Good Medical Practice

In Good Medical Practice  the terms ‘you must’ and ‘you should’ are used in the following ways: ‘You must’ is used for an overriding duty or principle. ‘You should’ is used when we are providing an explanation of how you will meet the overriding duty. Patients must be able to trust doctors with their lives and health. To justify that trust you must show respect for human life and you must: Make the care of your patient your first concern, Work with colleagues in the ways that best serve patients’ interests, Treat patients as individuals and respect their dignity, Listen to patients and respond to their concerns and preferences. Give patients the information they want or need in a way they can understand. Be honest and open and act with integrity. Never discriminate unfairly against patients or colleagues

You are personally accountable for your professional practice and must always be prepared to justify your decisions and actions.

Good Clinical Care must include adequately assessing the patient’s conditions, taking account of the history (including the symptoms, and psychological and social factors), the patient’s views, keep clear, accurate and legible records, reporting the relevant clinical findings, the decisions made, the information given to patients, and any drugs prescribed or other investigation or treatment. You should encourage patients and the public to take an interest in their health and to take action to improve and maintain it.

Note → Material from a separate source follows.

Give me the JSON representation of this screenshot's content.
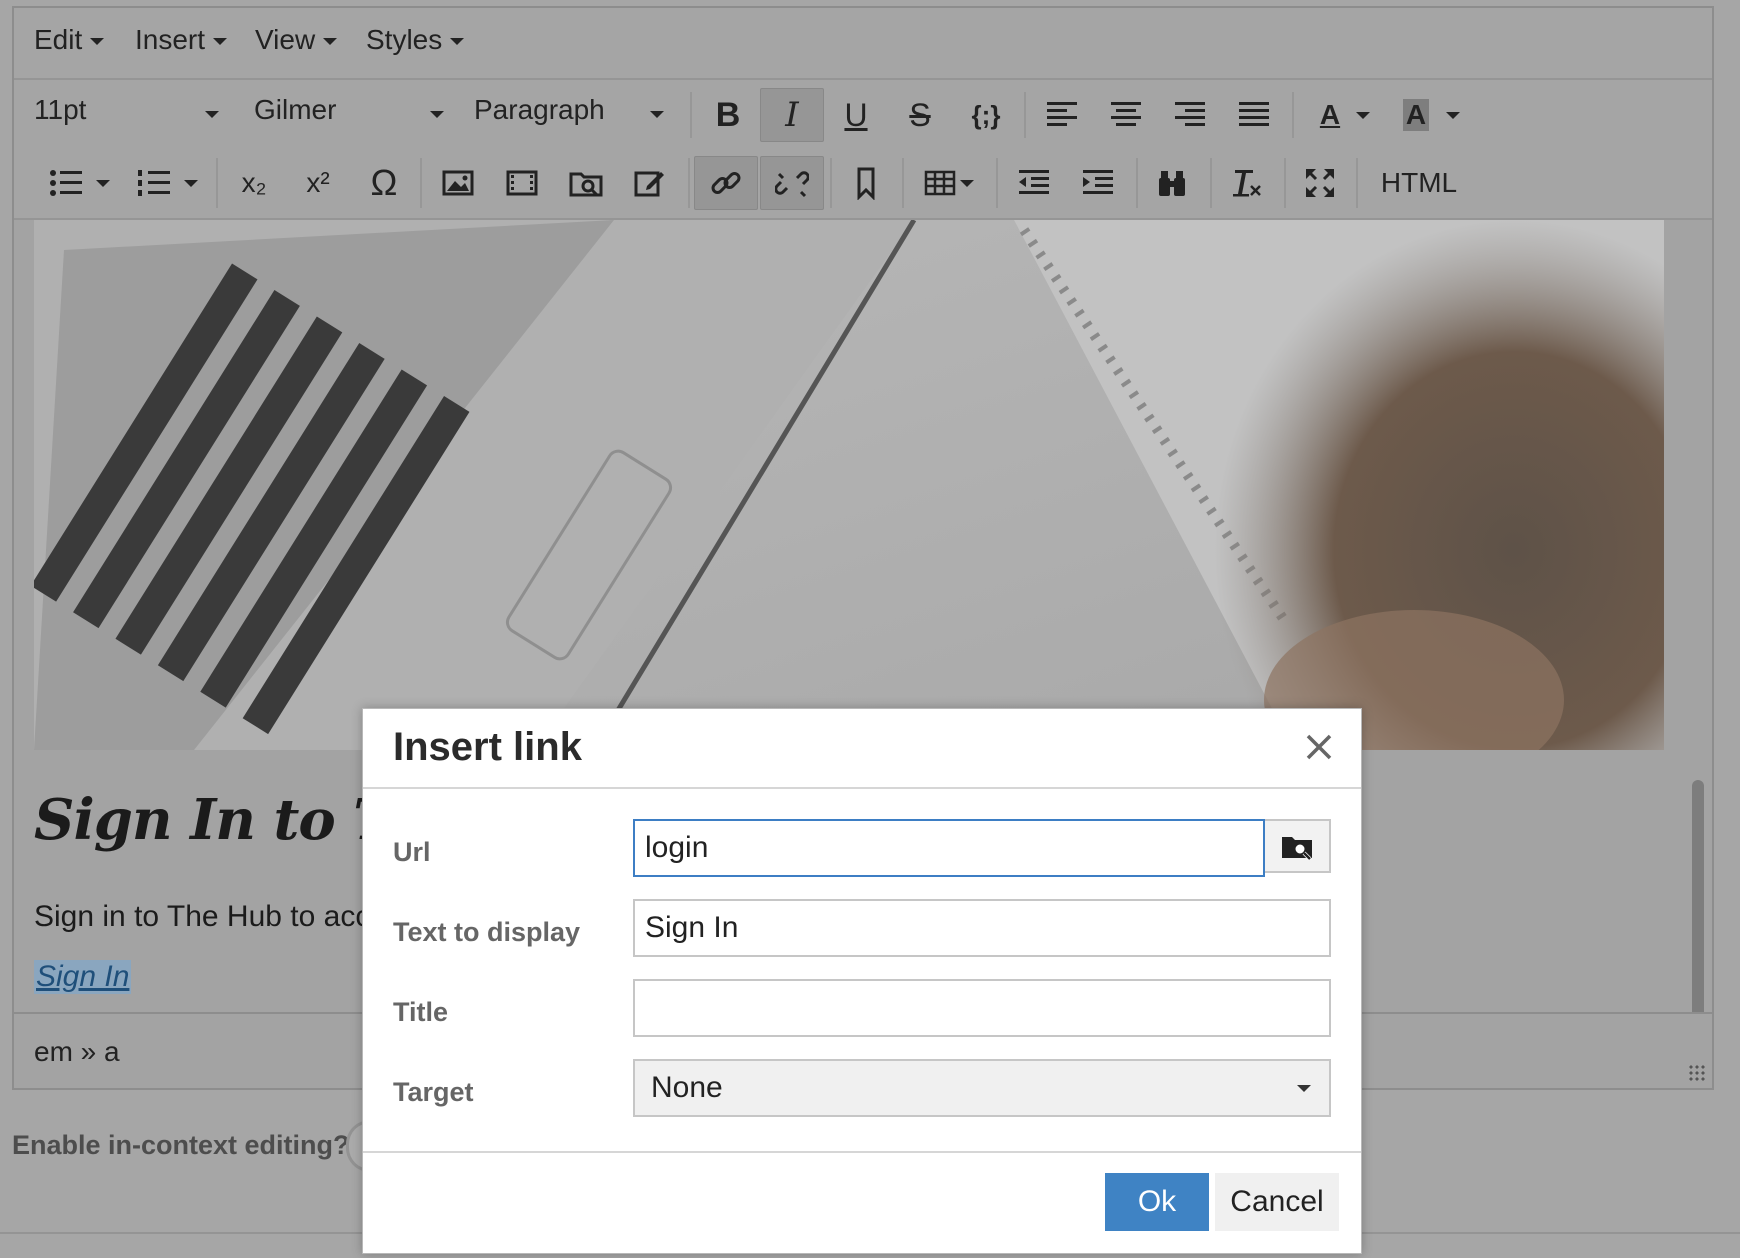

This may include advising patients on the effects of their life choices on their health and well-being and the possible outcomes of their treatments.

Wherever possible, you should avoid providing medical care to anyone with whom you have a close personal relationship.

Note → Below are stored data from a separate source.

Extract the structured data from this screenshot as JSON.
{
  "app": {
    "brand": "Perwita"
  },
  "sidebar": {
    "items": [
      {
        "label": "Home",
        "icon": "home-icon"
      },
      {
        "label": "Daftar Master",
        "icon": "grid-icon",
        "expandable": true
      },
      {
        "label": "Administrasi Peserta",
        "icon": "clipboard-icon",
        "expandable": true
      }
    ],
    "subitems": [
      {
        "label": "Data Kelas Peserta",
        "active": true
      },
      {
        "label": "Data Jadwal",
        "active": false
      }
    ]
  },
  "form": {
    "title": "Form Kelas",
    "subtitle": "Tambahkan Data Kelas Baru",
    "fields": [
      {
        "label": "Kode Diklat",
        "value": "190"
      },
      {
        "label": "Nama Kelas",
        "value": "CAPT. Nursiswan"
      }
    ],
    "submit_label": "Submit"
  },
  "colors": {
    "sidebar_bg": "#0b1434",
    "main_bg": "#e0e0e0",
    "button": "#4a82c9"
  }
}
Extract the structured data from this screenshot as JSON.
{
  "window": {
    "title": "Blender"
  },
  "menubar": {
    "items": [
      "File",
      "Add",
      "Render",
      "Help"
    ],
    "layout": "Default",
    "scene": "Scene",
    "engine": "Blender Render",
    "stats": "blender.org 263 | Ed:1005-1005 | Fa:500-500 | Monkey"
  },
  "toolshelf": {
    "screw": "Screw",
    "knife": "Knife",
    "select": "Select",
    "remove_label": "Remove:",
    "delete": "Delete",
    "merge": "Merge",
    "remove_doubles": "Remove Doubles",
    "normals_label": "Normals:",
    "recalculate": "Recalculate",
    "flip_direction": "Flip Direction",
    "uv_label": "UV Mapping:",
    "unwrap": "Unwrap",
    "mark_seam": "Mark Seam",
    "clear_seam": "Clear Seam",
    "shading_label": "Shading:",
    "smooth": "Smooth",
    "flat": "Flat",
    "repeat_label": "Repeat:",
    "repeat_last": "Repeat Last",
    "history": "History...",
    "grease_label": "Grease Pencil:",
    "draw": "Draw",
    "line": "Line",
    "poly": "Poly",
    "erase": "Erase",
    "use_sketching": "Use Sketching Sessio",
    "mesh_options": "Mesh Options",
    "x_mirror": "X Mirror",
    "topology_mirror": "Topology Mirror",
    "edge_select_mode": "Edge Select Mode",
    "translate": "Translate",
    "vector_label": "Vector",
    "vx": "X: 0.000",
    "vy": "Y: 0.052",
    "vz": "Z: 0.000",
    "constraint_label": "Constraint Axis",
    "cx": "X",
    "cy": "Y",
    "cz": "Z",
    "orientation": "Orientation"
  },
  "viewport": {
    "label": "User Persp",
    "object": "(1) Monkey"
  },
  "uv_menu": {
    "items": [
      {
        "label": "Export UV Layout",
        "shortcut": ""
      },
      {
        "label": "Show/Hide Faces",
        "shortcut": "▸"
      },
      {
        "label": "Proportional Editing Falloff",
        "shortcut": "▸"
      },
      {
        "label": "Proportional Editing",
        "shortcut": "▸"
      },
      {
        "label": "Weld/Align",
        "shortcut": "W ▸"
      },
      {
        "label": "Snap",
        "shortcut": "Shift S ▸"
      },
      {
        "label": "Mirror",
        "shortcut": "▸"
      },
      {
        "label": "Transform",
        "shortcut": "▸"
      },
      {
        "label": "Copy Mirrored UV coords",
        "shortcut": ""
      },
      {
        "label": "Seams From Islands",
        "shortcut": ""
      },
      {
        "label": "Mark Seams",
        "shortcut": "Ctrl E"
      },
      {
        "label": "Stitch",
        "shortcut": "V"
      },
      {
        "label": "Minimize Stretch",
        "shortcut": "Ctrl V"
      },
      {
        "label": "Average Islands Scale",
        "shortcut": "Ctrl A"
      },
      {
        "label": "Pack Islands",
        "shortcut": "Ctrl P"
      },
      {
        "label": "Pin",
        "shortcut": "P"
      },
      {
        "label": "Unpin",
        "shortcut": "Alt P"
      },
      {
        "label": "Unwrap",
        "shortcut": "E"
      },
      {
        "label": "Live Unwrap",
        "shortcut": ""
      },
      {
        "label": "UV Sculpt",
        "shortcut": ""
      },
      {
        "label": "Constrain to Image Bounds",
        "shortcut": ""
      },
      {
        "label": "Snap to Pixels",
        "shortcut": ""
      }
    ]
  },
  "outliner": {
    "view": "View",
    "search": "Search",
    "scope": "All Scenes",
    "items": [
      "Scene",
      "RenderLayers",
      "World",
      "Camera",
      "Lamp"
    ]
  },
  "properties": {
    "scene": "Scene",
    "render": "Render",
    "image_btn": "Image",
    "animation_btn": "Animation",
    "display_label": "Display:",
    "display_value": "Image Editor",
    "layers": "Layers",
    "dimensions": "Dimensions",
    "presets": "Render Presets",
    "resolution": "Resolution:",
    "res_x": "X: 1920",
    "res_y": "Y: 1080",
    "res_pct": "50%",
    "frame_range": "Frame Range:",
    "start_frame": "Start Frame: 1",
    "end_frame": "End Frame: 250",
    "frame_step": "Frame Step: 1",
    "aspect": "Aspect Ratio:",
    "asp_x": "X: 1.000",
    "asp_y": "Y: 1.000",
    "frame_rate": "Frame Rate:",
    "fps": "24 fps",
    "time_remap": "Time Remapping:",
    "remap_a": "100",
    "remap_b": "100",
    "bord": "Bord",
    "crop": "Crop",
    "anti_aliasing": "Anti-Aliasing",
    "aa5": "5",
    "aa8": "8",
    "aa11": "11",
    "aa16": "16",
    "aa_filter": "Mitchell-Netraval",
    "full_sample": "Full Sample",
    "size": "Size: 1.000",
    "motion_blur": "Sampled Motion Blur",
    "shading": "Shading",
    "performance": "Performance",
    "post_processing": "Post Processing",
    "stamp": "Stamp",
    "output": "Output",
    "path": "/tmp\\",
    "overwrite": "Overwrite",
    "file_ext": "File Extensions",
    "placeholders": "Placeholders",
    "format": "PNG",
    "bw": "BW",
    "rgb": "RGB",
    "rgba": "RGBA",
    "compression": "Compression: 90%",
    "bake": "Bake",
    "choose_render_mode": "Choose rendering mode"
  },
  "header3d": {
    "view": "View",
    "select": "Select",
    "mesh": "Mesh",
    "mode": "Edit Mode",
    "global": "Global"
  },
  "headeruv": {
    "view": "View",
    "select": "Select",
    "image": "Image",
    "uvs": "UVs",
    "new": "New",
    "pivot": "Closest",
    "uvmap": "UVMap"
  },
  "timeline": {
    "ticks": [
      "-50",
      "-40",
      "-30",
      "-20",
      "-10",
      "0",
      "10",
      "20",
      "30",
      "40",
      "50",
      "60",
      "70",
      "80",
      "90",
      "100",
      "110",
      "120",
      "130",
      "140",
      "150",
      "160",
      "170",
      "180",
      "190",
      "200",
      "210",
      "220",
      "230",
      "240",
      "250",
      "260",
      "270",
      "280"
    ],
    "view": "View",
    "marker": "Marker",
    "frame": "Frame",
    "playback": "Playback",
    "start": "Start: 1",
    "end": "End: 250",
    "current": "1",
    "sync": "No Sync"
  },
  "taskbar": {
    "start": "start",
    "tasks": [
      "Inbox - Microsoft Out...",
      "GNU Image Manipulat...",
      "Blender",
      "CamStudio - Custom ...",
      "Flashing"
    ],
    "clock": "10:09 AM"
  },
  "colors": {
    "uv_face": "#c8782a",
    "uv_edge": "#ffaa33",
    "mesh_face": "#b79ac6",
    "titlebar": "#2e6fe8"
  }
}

The investigations or treatment you provide or arrange must be based on the assessment you and the patient make of their needs and priorities, and on your clinical judgement about the likely effectiveness of the treatment options. You must not refuse or delay treatment because you believe that a patient’s actions have contributed to their condition. You must treat your patients with respect whatever their life choices and beliefs. You must not unfairly discriminate against them by allowing your personal views to affect adversely your professional relationship with them or the treatment you provide or arrange. You should challenge colleagues if their behaviour does not comply with this guidance

Whatever the context in which medical decisions are made, you must work in partnership with your patients to ensure good care. In so doing, you must listen to patients and respect their views about their health, discuss with patients what their diagnosis, prognosis, treatment and care involve, share with patients the information they want or need in order to make decisions.

For a relationship between doctor and patient to be effective, it should be a partnership based on openness, trust and good communication.  Each person has a role to play in making decisions about treatment or care.

Dr RB John DID NONE of the above and YET NHS Wales say he is exemplary. Yet his ONLY response was “I do not remember” and this was allowed as his “professional response”

Dr G K should also read the above as should Dr R L. Both of C Surgery, Neath. I also link to Referring a doctor to the GMC – a guide for health professionals. So now my sister, Dr K E J, should have known what she SHOULD have done in 1998.